In Toms River, Christie Places Sandy Blame on Feds

By David Cruz

It was a throwaway line that drew the loudest applause of an otherwise uneventful town hall meeting. The topic — Obamacare. When a resident asked what could be done about the Affordable Care Act (none too popular down here), the governor’s response:

“Elect a new president,” Chris Christie said. “That’s what you do.”

It was the kind of line tailor-made for a friendly crowd that still believes that their guy could, and probably should be, president. Down here, Sandy — and not the bridge scandal — is still what residents are talking, and asking, about.

“The bridge is 90 miles away up north for one thing,” said Jim Keeney, of Ortley Beach. “Sandy is more important to the people down here. The bridge thing is still being unraveled. Hopefully, the governor will have no culpability in it.”

Taking place in Toms River, the governor’s 112th town hall was another Sandy-heavy affair with Christie again placing the blame for the slow pace of the recovery on the federal government.

“We’ve got to get the federal government to change its way, and this is why you all should be scared of government getting bigger and bigger,” warned the governor. “The bigger government gets and the more it takes over, and when it takes it over by itself, we got no place to go.”

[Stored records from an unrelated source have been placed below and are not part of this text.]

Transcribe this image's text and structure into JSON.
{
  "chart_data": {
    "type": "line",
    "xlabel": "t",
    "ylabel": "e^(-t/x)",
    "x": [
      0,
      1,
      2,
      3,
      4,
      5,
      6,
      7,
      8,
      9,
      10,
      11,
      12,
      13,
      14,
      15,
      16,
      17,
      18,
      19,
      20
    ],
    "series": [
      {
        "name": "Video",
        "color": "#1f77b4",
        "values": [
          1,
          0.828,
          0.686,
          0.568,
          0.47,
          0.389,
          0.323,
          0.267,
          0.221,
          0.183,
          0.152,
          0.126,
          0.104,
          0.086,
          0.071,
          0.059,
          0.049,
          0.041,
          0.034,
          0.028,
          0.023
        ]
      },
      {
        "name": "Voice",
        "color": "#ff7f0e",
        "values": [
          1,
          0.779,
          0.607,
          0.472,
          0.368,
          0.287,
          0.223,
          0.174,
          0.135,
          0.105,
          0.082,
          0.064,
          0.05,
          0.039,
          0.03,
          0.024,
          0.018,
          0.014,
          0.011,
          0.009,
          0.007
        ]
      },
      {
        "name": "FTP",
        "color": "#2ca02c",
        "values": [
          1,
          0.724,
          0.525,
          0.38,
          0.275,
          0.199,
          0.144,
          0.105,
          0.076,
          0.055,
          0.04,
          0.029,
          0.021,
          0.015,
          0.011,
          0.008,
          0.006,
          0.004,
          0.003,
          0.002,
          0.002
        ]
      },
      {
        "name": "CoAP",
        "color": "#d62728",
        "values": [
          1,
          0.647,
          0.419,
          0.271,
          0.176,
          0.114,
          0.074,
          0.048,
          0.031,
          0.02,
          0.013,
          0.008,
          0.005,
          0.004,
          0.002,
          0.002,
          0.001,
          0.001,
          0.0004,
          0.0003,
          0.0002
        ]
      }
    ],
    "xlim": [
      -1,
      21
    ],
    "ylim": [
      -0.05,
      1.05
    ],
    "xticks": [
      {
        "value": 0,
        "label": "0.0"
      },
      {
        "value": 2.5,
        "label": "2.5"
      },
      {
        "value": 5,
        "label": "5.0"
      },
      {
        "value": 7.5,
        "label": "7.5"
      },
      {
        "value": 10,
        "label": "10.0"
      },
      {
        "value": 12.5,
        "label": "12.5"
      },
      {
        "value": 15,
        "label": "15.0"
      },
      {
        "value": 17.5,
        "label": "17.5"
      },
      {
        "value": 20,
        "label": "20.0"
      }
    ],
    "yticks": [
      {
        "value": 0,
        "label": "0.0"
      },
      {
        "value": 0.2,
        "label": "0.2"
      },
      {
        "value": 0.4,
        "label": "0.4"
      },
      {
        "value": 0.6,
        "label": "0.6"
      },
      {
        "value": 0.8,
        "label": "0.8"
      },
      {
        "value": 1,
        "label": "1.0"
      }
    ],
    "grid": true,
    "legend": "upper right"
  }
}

Many residents we talked to are dissatisfied with the job their government has done. The governor knows that there’s discontent here, and his re-direct on the blame is resonating. But in the days leading up to the election in November, the governor was celebrating the Jersey Shore recovery. Joan Wujcik, of Toms River, said the governor’s summer TV ad blitz still doesn’t sit well with her.

“It’s untrue,” she said of the claims in the ad. “On my block alone there are eight families who are still not back in their houses. There are boards on the window and it looks like downtown Camden.”

Meanwhile, outside, after the meeting, the governor avoided the press, again.

It can be easy to answer questions from a crowd when almost everyone is on your side. The governor says he’s held town halls all across the state, but, especially of late, he’s concentrated on friendly environments like Monmouth and Ocean counties, which may make for a smooth town hall but leaves a lot of questions about this governor and this administration unanswered.